Across the boardrooms around the world, the hunt is on for the low-cost locations – whether it’s to produce widgets or perform various Order-to-Cash back-office functions. The last 20 years have seen a large number of companies setting up or expanding global in-house centers (GICs) or outsourcing to lower-cost destinations. While India is a leading geography, companies have also moved operations to China, the Philippines, Central and Eastern Europe, and Latin America in order to reap cost reductions.
But, with cost inflation, labor market uncertainties, and exchange rate fluctuation, just how sustainable are these traditional destinations?
Recently Everest Group and NASSCOM conducted joint research of leading global in-house centers (GICs) in terms of their cost competitiveness. They rated some of the popular global destinations for sustainability by function, including IT, Contact Centers, Business Processes (BP), Knowledge Processes (KP)/Analytics, and Engineering Services (ES)/ R&D.
Source: Everest Group
A radically changing global economy has propelled organizations to leverage the skill sets distributed globally, expanded their sourcing footprint (both through GICs and outsourcing partners) throughout the world. Yet, events like the political unrest and subsequent violence in Ukraine – a growing outsourcing/GIC location – have forced companies to re-evaluate the sustainability of global operations.
Recently, other locations, like Bulgaria and the Caribbean have emerged as interesting and viable locations.
Source: Everest Group
Labor Arbitrage Alone is Yesterday’s Game
The days of shipping transactional, rules-based back office work to be done by low-cost labor geographies (what Cathy Tornbohm of Gartner so brilliantly describes as “cheaper fingers“) are over. Global sourcing as merely a race to the bottom for cheaper and cheaper labor is an approach that worked 20 years ago, but not today. So why are we still talking about it? Because it’s still viewed as the easy solution, an apples-for-apples FTE trade, where the offshore FTE costs significantly less than the US-based employee.
To extract the most value from centralizing operations, companies must go beyond “cheaper fingers” and consider how to use automation and better practices to eliminate unnecessary FTEs and drive greater efficiencies. Outsourcing is less about labor arbitrage, and more about accessing scalable global specialized quality talent.

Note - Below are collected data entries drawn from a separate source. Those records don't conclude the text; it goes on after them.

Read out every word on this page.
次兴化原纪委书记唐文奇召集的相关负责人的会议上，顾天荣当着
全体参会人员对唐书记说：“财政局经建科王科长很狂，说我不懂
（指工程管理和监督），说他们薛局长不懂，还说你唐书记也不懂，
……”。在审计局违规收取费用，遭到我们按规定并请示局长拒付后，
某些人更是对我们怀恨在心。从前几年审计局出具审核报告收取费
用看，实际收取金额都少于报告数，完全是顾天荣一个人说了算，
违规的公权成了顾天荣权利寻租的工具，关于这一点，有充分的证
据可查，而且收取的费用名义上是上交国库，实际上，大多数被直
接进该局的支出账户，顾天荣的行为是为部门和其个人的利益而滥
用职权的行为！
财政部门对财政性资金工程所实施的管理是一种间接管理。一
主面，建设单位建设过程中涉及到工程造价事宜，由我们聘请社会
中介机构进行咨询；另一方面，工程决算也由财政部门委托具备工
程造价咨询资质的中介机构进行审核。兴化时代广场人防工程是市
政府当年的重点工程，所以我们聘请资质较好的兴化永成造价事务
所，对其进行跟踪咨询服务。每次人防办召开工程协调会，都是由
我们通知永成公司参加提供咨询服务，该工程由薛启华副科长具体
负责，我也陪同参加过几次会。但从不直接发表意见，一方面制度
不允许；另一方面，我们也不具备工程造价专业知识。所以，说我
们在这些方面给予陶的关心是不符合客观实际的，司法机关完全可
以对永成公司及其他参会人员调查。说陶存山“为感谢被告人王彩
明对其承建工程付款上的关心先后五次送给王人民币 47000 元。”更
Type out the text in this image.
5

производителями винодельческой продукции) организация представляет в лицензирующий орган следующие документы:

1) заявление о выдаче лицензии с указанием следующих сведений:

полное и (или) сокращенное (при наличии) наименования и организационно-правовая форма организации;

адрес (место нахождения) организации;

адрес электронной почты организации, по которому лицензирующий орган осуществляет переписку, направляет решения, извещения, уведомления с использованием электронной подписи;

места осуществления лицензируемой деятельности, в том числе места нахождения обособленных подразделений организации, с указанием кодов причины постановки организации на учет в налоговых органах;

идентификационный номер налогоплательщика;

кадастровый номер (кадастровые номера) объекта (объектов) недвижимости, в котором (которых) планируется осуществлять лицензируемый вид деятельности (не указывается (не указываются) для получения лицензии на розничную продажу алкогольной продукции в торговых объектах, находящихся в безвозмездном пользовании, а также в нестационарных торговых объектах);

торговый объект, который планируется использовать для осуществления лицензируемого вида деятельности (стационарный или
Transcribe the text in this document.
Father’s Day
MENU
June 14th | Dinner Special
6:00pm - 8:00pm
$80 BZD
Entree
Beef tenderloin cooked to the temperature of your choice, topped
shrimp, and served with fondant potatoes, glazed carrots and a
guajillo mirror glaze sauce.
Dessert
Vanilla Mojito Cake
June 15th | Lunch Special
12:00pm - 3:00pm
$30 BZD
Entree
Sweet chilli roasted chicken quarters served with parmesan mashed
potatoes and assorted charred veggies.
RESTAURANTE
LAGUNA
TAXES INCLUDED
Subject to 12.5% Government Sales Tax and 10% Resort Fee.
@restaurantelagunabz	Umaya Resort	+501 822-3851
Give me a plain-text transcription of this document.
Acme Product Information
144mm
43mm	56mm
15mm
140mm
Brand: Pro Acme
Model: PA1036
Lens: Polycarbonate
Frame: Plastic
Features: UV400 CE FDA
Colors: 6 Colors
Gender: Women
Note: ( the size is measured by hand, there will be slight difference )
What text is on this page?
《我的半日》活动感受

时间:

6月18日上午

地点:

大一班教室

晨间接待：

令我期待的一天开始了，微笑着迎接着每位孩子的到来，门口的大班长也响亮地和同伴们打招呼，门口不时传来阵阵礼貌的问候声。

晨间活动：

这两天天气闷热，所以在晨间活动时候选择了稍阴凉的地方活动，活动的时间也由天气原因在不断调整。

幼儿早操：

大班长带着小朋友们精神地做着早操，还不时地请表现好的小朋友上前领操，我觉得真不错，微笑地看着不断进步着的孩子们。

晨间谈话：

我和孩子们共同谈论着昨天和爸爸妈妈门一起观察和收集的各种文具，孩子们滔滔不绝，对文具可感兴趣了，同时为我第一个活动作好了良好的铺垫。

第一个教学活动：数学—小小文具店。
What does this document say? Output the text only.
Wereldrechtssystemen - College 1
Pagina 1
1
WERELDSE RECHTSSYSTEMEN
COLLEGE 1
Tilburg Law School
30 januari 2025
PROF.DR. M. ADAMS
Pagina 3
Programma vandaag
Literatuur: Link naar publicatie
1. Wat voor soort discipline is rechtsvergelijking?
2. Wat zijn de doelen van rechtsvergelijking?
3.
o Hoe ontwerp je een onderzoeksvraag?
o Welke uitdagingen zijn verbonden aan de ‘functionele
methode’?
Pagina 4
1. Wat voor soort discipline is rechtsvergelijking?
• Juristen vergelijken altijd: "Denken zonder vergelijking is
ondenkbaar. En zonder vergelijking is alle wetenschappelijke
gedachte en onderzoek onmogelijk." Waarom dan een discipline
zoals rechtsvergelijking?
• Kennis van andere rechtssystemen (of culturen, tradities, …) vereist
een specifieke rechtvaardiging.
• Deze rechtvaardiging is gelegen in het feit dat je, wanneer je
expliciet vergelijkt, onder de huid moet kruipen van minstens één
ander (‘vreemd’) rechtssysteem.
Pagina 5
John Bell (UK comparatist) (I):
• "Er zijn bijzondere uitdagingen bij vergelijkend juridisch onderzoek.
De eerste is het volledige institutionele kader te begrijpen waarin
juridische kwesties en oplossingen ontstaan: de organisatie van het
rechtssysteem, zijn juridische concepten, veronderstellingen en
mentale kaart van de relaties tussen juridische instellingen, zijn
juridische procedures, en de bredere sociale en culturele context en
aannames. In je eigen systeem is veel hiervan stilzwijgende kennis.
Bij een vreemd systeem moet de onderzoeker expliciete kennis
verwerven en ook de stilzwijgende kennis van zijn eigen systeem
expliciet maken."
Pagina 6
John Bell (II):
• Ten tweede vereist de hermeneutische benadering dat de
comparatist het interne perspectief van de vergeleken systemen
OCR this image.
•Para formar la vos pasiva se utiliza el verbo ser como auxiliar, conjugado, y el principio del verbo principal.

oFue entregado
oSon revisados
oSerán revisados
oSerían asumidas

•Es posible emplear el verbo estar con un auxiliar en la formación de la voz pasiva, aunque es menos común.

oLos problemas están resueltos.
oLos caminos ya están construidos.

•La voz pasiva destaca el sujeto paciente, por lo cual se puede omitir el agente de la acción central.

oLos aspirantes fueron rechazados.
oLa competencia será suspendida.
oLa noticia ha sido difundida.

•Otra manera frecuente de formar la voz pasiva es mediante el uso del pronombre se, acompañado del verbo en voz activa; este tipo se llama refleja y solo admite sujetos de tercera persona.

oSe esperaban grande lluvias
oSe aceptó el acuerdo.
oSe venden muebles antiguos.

When evaluating outsourcing locations, companies should consider:
• The country’s infrastructure and satellite connectivity
• Political stability
• The size and abilities of the country’s talent pool
• The country’s outsourcing track record
• Cultural fit and language requirements
• Safety and security (natural disasters, etc)
A BPO provider can help guide you in selecting the right mix –onshore, nearshore or offshore– that aligns business objectives with people, process and technology. As well, an outsourcing provider with a strong vertical understanding can help you take on market challenges, be more agile and get the insights to make faster, smarter business decisions.
If you would like to learn more about how Sutherland can help drive automation, innovation and transformation, I invite you to schedule a free assessment of your current practices. Comments? Questions? We’d be happy to answer.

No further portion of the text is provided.